Сердце делает радостный кульбит, когда я замечаю стоящего в дверях отца. Он смотрит своим долгим взглядом, по которому никогда не догадаешься, о чём он думает.
— Мы просто общаемся, отец, — говорит Мерир, тоже обращая внимание на родителя, но шпагу не опускает.
Я шепчу губами лишь одно: «Помоги!»
— Я рад, что вы дружите, — говорит он и выходит в коридор.
Я одна. Как и всегда. На что я только надеялась?

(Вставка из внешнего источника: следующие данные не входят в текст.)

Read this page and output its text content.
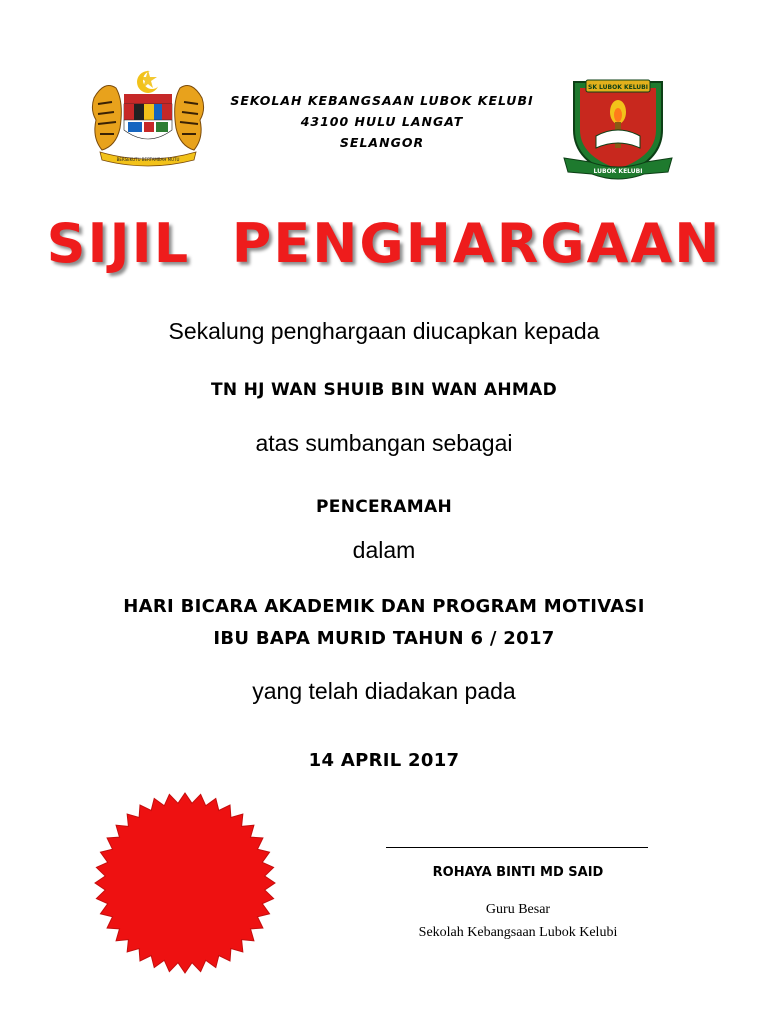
BERSEKUTU BERTAMBAH MUTU
SEKOLAH KEBANGSAAN LUBOK KELUBI
43100 HULU LANGAT
SELANGOR
SK LUBOK KELUBI
LUBOK KELUBI
SIJIL  PENGHARGAAN
Sekalung penghargaan diucapkan kepada
TN HJ WAN SHUIB BIN WAN AHMAD
atas sumbangan sebagai
PENCERAMAH
dalam
HARI BICARA AKADEMIK DAN PROGRAM MOTIVASI
IBU BAPA MURID TAHUN 6 / 2017
yang telah diadakan pada
14 APRIL 2017
ROHAYA BINTI MD SAID
Guru Besar
Sekolah Kebangsaan Lubok Kelubi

Смотрю Мериру прямо в глаза. Они голубые, с красивыми тёмно-серыми крапинками. С таким же разрезом, как у меня. Острое лезвие скользит по моему животу, поднимаясь всё выше. Нет! Моя ладонь врезается в металл, мягкая кожа лопается, шпага режет почти до костей. Кровь течёт слишком алая, слишком жидкая. Братья всегда говорили, что у меня водица вместо крови. Я ухожу, и Мерир меня не останавливает.
Прохожу мимо отца, который замер в коридоре, будто бы рассматривая картины, и даже не смотрю в его сторону. Главное — не расплакаться.
Смотрю на тонкий шрам, проглядывающий сквозь раны на ладони. Это обидное воспоминание распаляет меня настолько, что всё внутри начинает дрожать. Ох! Ещё немного и привет, истерика! Но, может, сейчас она кстати.
Ребята виновато отводят глаза, и только тот, кому сия тирада адресовалась, смотрит на меня с долей любопытства. Будто ему интересно, что произойдёт дальше.
— Успокойся, Мариис, — рука Хагана Ирэ касается моего локтя, но я выворачиваюсь. Не хочу, чтобы меня трогали.
Аэрт смотрит так, словно не верит ни единому моему слову. Пальцы куратора сдавливают все же моё предплечье. Больно на допрос похоже. Интересно, а если б наёмникам удалось задуманное, они бы столь же ретиво искали правды? Или постарались все списать на мой дурной характер, который спровоцировал моих врагов? Как там они говорили? «Что должна сделать двадцатилетняя девушка, чтобы её захотели убить»… «Пока ты не осознаёшь, где твоё место…» «В каждой команде есть слабое звено»… Острые фразы звучат в голове так громко, что заглушают уже мои собственные мысли. Затмевают все, кроме голубых радужек, которые до сих пор стоят перед глазами.
— Эй, принцесска, — шепчет единственный голос, который я хочу сейчас слышать. — Всё хорошо, помнишь? Я здесь.